“As Congress continues to examine Big Tech and how to best protect Americans’ free speech rights, this letter serves as a formal request that you preserve all records and materials relating to Musk’s offer to purchase Twitter, including Twitter’s consideration and response to this offer, and Twitter’s evaluation of its shareholder interests with respect to Musk’s offer,” Ranking Member Jim Jordan (R-Ohio) and the other Republicans told board members in the letters.

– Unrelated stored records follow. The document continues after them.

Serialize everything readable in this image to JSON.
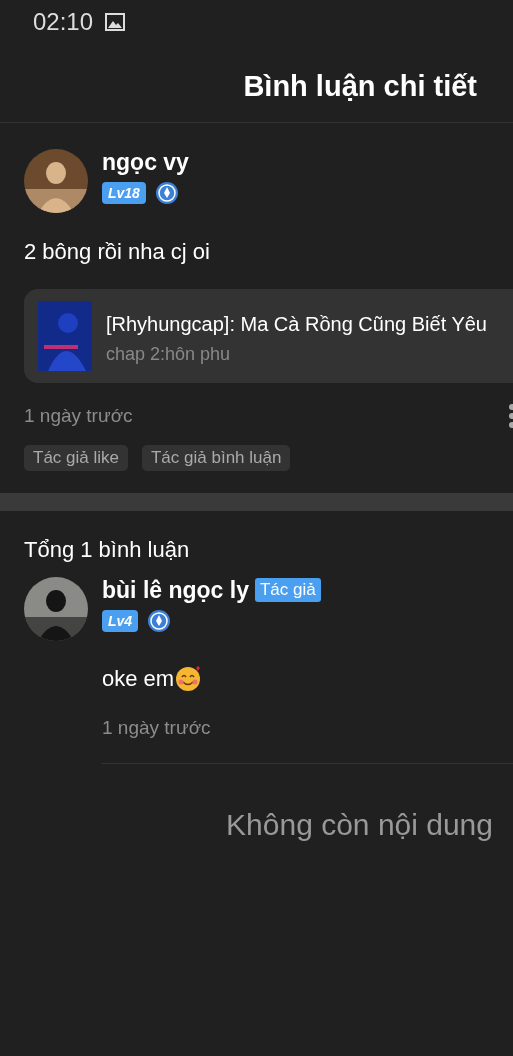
{
  "status_bar": {
    "time": "02:10"
  },
  "header": {
    "title": "Bình luận chi tiết"
  },
  "comment": {
    "user": {
      "name": "ngọc vy",
      "level": "Lv18"
    },
    "text": "2 bông rồi nha cj oi",
    "story": {
      "title": "[Rhyhungcap]: Ma Cà Rồng Cũng Biết Yêu",
      "chapter": "chap 2:hôn phu"
    },
    "time": "1 ngày trước",
    "tags": [
      "Tác giả like",
      "Tác giả bình luận"
    ]
  },
  "replies_heading": "Tổng 1 bình luận",
  "replies": [
    {
      "user": {
        "name": "bùi lê ngọc ly",
        "role": "Tác giả",
        "level": "Lv4"
      },
      "text": "oke em",
      "time": "1 ngày trước"
    }
  ],
  "end_message": "Không còn nội dung"
}
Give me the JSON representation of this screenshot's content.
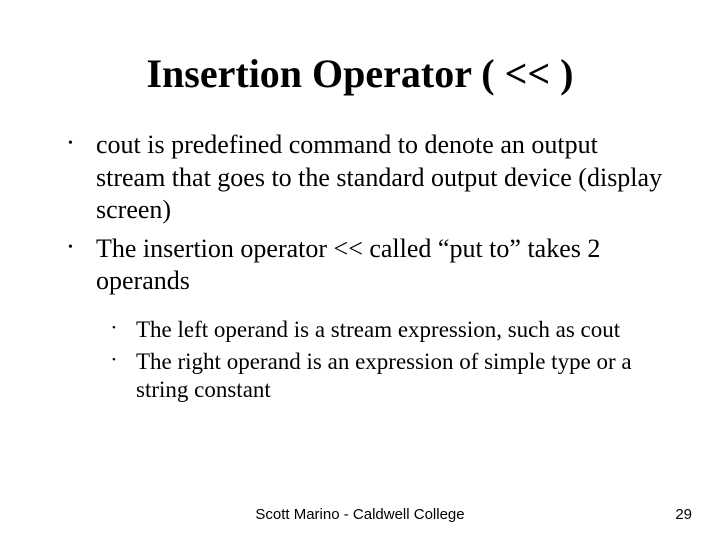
{
  "title": "Insertion Operator ( << )",
  "bullets": {
    "b1": "cout is predefined command to denote an output stream that goes to the standard output device (display screen)",
    "b2": "The insertion operator << called “put to” takes 2 operands"
  },
  "subbullets": {
    "s1": "The left operand is a stream expression, such as cout",
    "s2": "The right operand is an expression of simple type or a string constant"
  },
  "footer": {
    "center": "Scott Marino - Caldwell College",
    "page": "29"
  }
}
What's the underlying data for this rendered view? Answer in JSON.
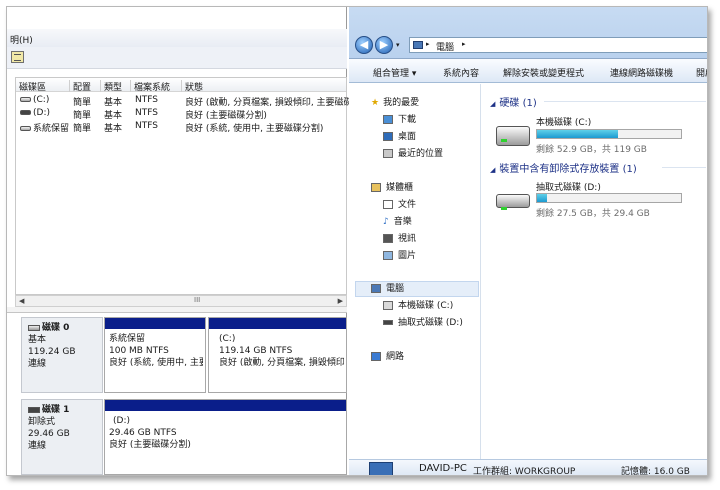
{
  "disk_mgmt": {
    "menu_help": "明(H)",
    "columns": [
      "磁碟區",
      "配置",
      "類型",
      "檔案系統",
      "狀態"
    ],
    "volumes": [
      {
        "name": "(C:)",
        "layout": "簡單",
        "type": "基本",
        "fs": "NTFS",
        "status": "良好 (啟動, 分頁檔案, 損毀傾印, 主要磁碟分割)"
      },
      {
        "name": "(D:)",
        "layout": "簡單",
        "type": "基本",
        "fs": "NTFS",
        "status": "良好 (主要磁碟分割)"
      },
      {
        "name": "系統保留",
        "layout": "簡單",
        "type": "基本",
        "fs": "NTFS",
        "status": "良好 (系統, 使用中, 主要磁碟分割)"
      }
    ],
    "scroll_thumb": "III",
    "disks": [
      {
        "title": "磁碟 0",
        "kind": "基本",
        "size": "119.24 GB",
        "state": "連線",
        "partitions": [
          {
            "name": "系統保留",
            "size": "100 MB NTFS",
            "status": "良好 (系統, 使用中, 主要"
          },
          {
            "name": "(C:)",
            "size": "119.14 GB NTFS",
            "status": "良好 (啟動, 分頁檔案, 損毀傾印, 主"
          }
        ]
      },
      {
        "title": "磁碟 1",
        "kind": "卸除式",
        "size": "29.46 GB",
        "state": "連線",
        "partitions": [
          {
            "name": "(D:)",
            "size": "29.46 GB NTFS",
            "status": "良好 (主要磁碟分割)"
          }
        ]
      }
    ]
  },
  "explorer": {
    "breadcrumb": "電腦",
    "commands": [
      "組合管理 ▾",
      "系統內容",
      "解除安裝或變更程式",
      "連線網路磁碟機",
      "開啟"
    ],
    "nav": {
      "favorites": "我的最愛",
      "fav_items": [
        "下載",
        "桌面",
        "最近的位置"
      ],
      "libraries": "媒體櫃",
      "lib_items": [
        "文件",
        "音樂",
        "視訊",
        "圖片"
      ],
      "computer": "電腦",
      "computer_items": [
        "本機磁碟 (C:)",
        "抽取式磁碟 (D:)"
      ],
      "network": "網路"
    },
    "groups": [
      {
        "header": "硬碟 (1)",
        "drive": "本機磁碟 (C:)",
        "info": "剩餘 52.9 GB，共 119 GB",
        "used_fraction": 0.56,
        "color": "#1c9ad1"
      },
      {
        "header": "裝置中含有卸除式存放裝置 (1)",
        "drive": "抽取式磁碟 (D:)",
        "info": "剩餘 27.5 GB，共 29.4 GB",
        "used_fraction": 0.07,
        "color": "#1c9ad1"
      }
    ],
    "details": {
      "pc_name": "DAVID-PC",
      "workgroup": "工作群組: WORKGROUP",
      "memory": "記憶體: 16.0 GB"
    }
  }
}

“You should construe this preservation notice as an instruction to take all reasonable steps to prevent the destruction or alteration, whether intentionally or negligently, of all documents, communications, and other information, including electronic information and metadata, that is or may be potentially responsive to this congressional inquiry,” they added.

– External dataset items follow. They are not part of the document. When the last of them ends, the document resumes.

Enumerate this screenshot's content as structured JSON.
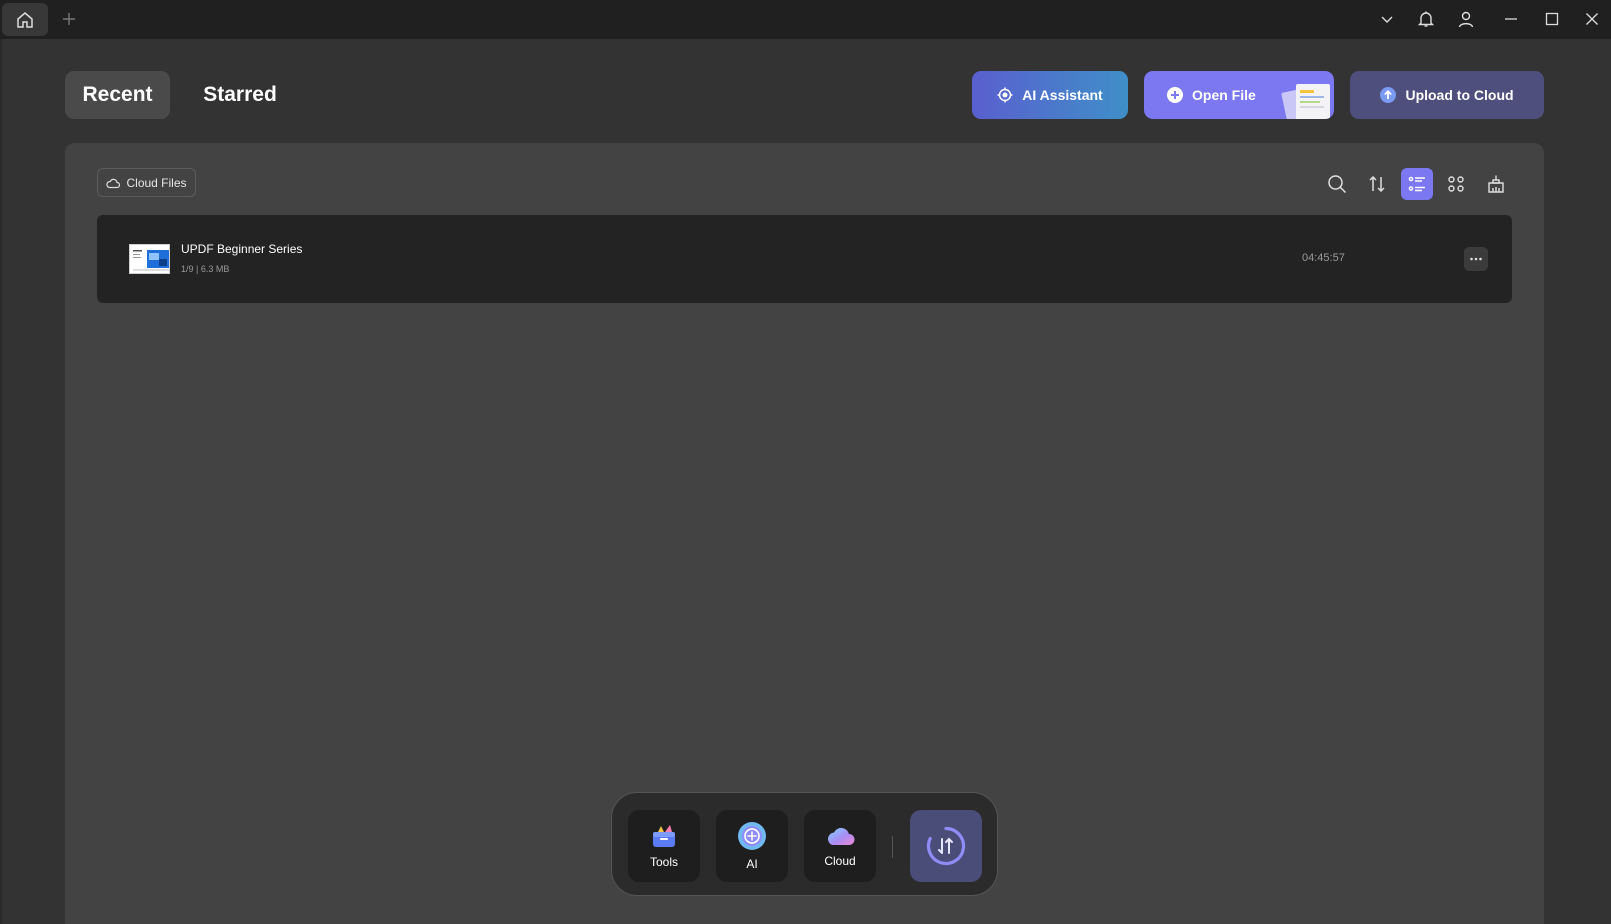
{
  "titlebar": {
    "icons": {
      "home": "home-icon",
      "new_tab": "plus-icon",
      "dropdown": "chevron-down-icon",
      "notifications": "bell-icon",
      "account": "user-icon",
      "minimize": "minimize-icon",
      "maximize": "maximize-icon",
      "close": "close-icon"
    }
  },
  "header": {
    "tabs": [
      {
        "label": "Recent",
        "active": true
      },
      {
        "label": "Starred",
        "active": false
      }
    ],
    "ai_assistant_label": "AI Assistant",
    "open_file_label": "Open File",
    "upload_label": "Upload to Cloud"
  },
  "toolbar": {
    "cloud_files_label": "Cloud Files",
    "icons": [
      "search-icon",
      "sort-icon",
      "list-view-icon",
      "grid-view-icon",
      "clear-icon"
    ],
    "active_view": "list"
  },
  "files": [
    {
      "name": "UPDF Beginner Series",
      "meta": "1/9 | 6.3 MB",
      "time": "04:45:57"
    }
  ],
  "dock": {
    "items": [
      {
        "label": "Tools",
        "icon": "tools-icon"
      },
      {
        "label": "AI",
        "icon": "ai-icon"
      },
      {
        "label": "Cloud",
        "icon": "cloud-icon"
      }
    ],
    "convert_icon": "convert-icon"
  },
  "colors": {
    "accent": "#7b78f2",
    "background": "#333333",
    "panel": "#434343",
    "titlebar": "#202020"
  }
}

Republicans are in the minority in the current term but hope to flip the chamber in the upcoming midterm elections.
If they do, they can subpoena documents and otherwise probe Twitter board deliberations.

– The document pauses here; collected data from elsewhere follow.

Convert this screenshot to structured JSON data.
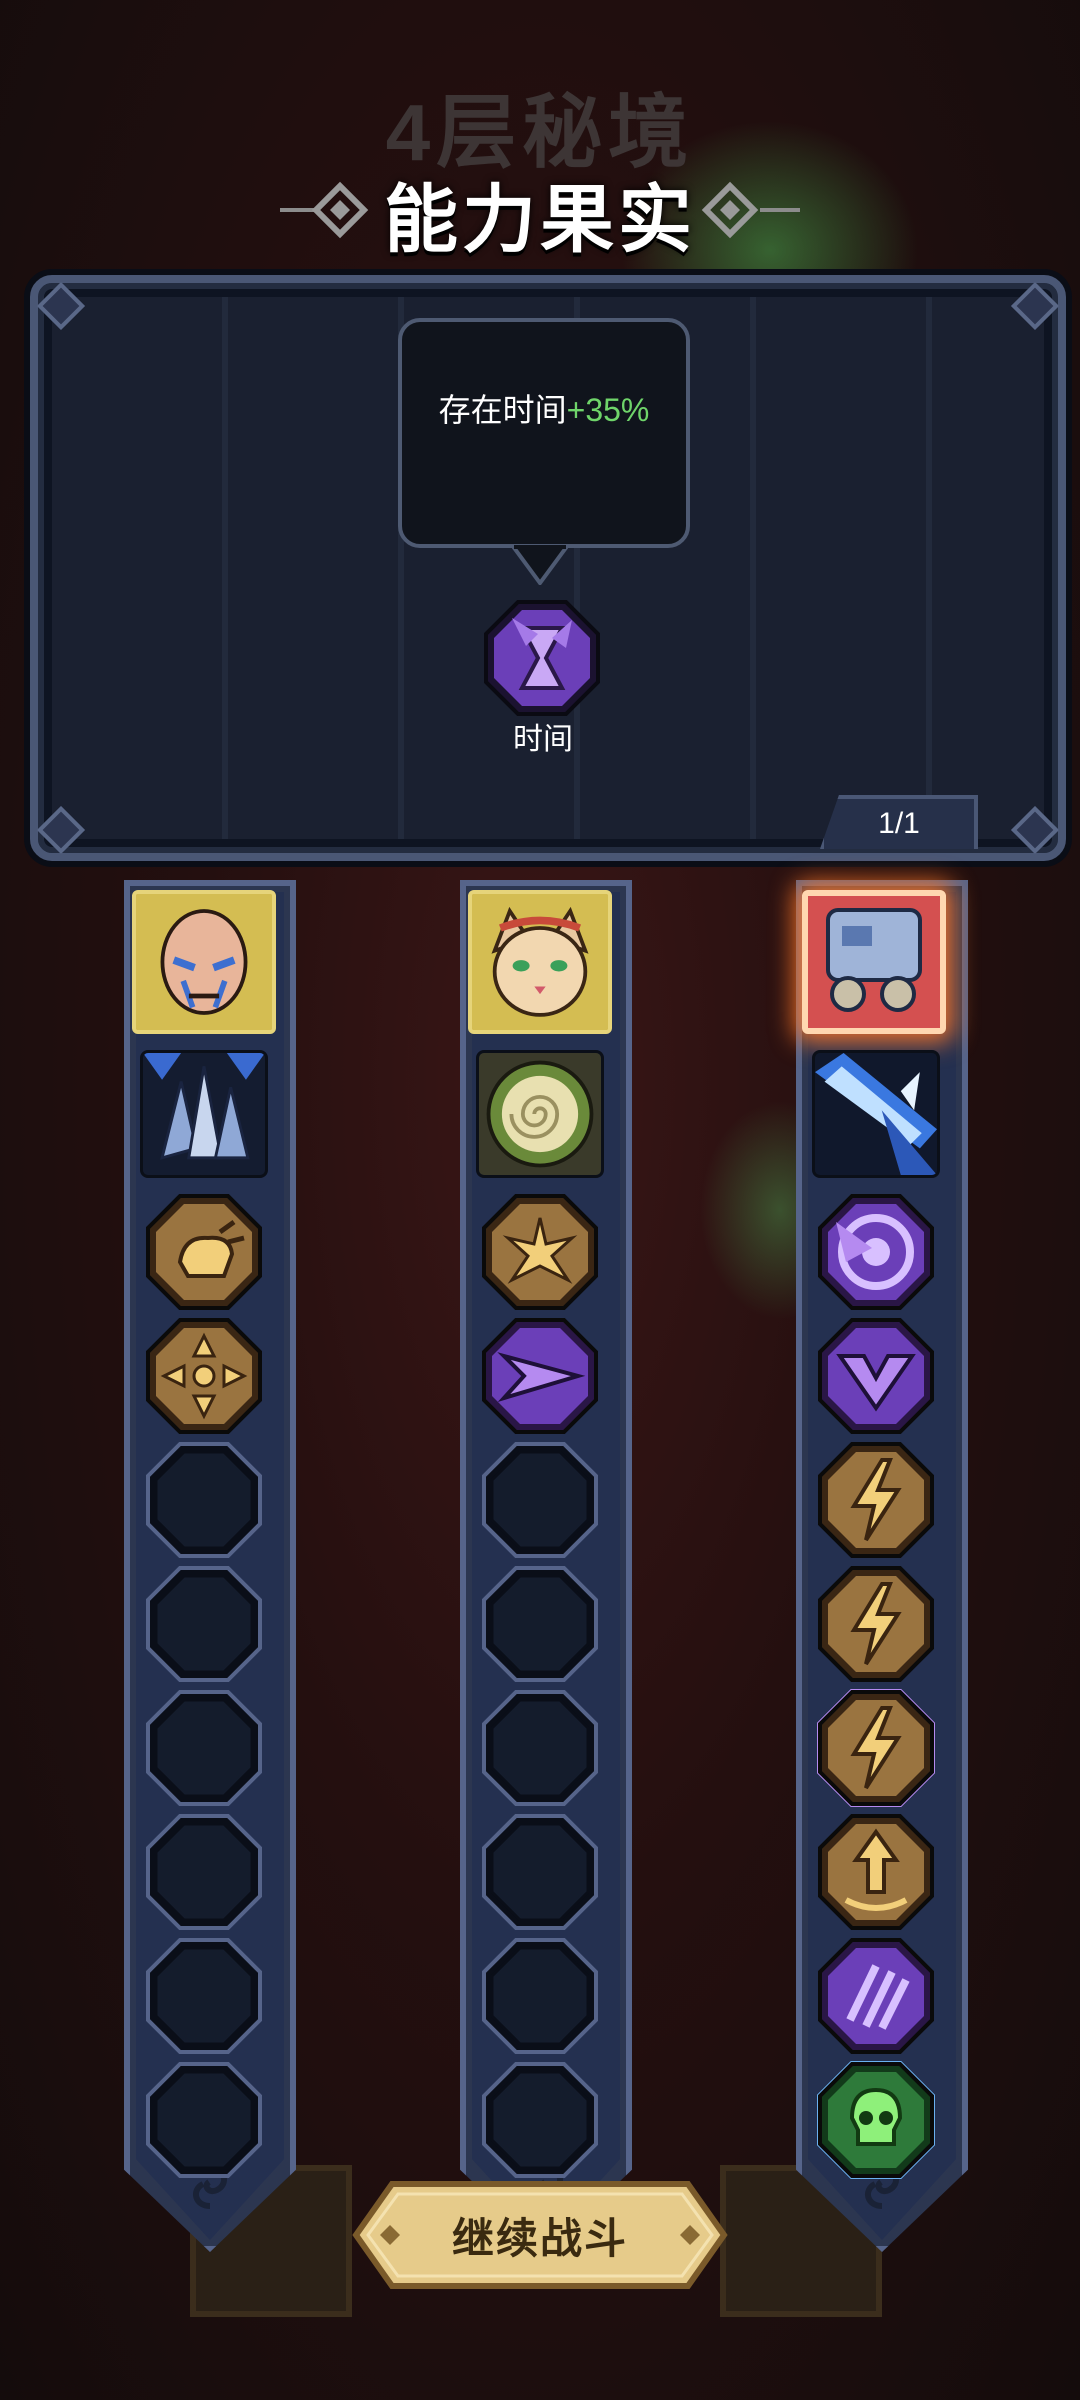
{
  "header": {
    "floor_title": "4层秘境",
    "main_title": "能力果实"
  },
  "fruit_panel": {
    "tooltip_prefix": "存在时间",
    "tooltip_bonus": "+35%",
    "selected_fruit_name": "时间",
    "selected_fruit_icon": "hourglass-icon",
    "selected_fruit_color": "#8a5ad8",
    "counter": "1/1"
  },
  "columns": [
    {
      "hero_icon": "bald-warrior-portrait",
      "skills": [
        "ice-crystal-skill-icon",
        "fist-icon",
        "four-arrows-icon"
      ],
      "empty_slots": 6
    },
    {
      "hero_icon": "lynx-portrait",
      "skills": [
        "swirl-orb-skill-icon",
        "burst-icon",
        "purple-arrow-icon"
      ],
      "empty_slots": 6
    },
    {
      "hero_icon": "mech-portrait",
      "skills": [
        "blue-slash-skill-icon",
        "purple-target-icon",
        "purple-chevron-icon",
        "lightning-icon",
        "lightning-icon",
        "lightning-icon",
        "up-arrow-icon",
        "purple-claw-icon",
        "green-skull-icon"
      ],
      "empty_slots": 0
    }
  ],
  "continue_button": "继续战斗",
  "colors": {
    "gold": "#c69a4a",
    "purple": "#8a5ad8",
    "green_text": "#6fd46a",
    "panel_border": "#4a5775"
  }
}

The lawmakers expressed concern over what they described as an attack by Twitter and other large tech platforms against free speech, alleging that Big Tech’s “eroding commitment to free speech prevents informed public discourse and undermines First Amendment principles.”
As proof, they cited, in part, posts made on Twitter by Musk, founder of SpaceX and Tesla.
Lawmakers also said decisions regarding how Twitter is run in the future “could give rise to renewed efforts to legislate” to ensure free expression online and noted how board members have fiduciary duties to the company’s shareholders.
Twitter did not immediately respond to a request for comment.
Reps. Steve Chabot, Louie Gohmert (R-Texas), Darrell Issa (R-Calif.), Ken Buck (R-Colo.), Matt Gaetz (R-Fla.), Mike Johnson, Andy Biggs (R-Ariz.), Tom McClintock (R-Calif.), Gregory Steube (R-Fla.), Tom Tiffany (R-Wis.), Chip Roy (R-Texas), Dan Bishop (R-N.C.), Michelle Fischbach (R-Minn.), Victoria Spartz (R-Ind.), Scott Fitzgerald (R-Wis.), Cliff Bentz (R-Ore.), and Burgess Owens (R-Utah) also signed the letters.
Some analysts have painted Twitter’s refusal to sell to Musk, who made what the company described as an “unsolicited offer,” as reneging on those duties.
Musk offered to buy Twitter for about $43 billion, but the company triggered a so-called poison pill plan instead of accepting the offer.
Twitter said the move was made “to protect stockholders from coercive or otherwise unfair takeover tactics.”
Musk has since said he’s exploring buying shares directly from stockholders to gain control of the company.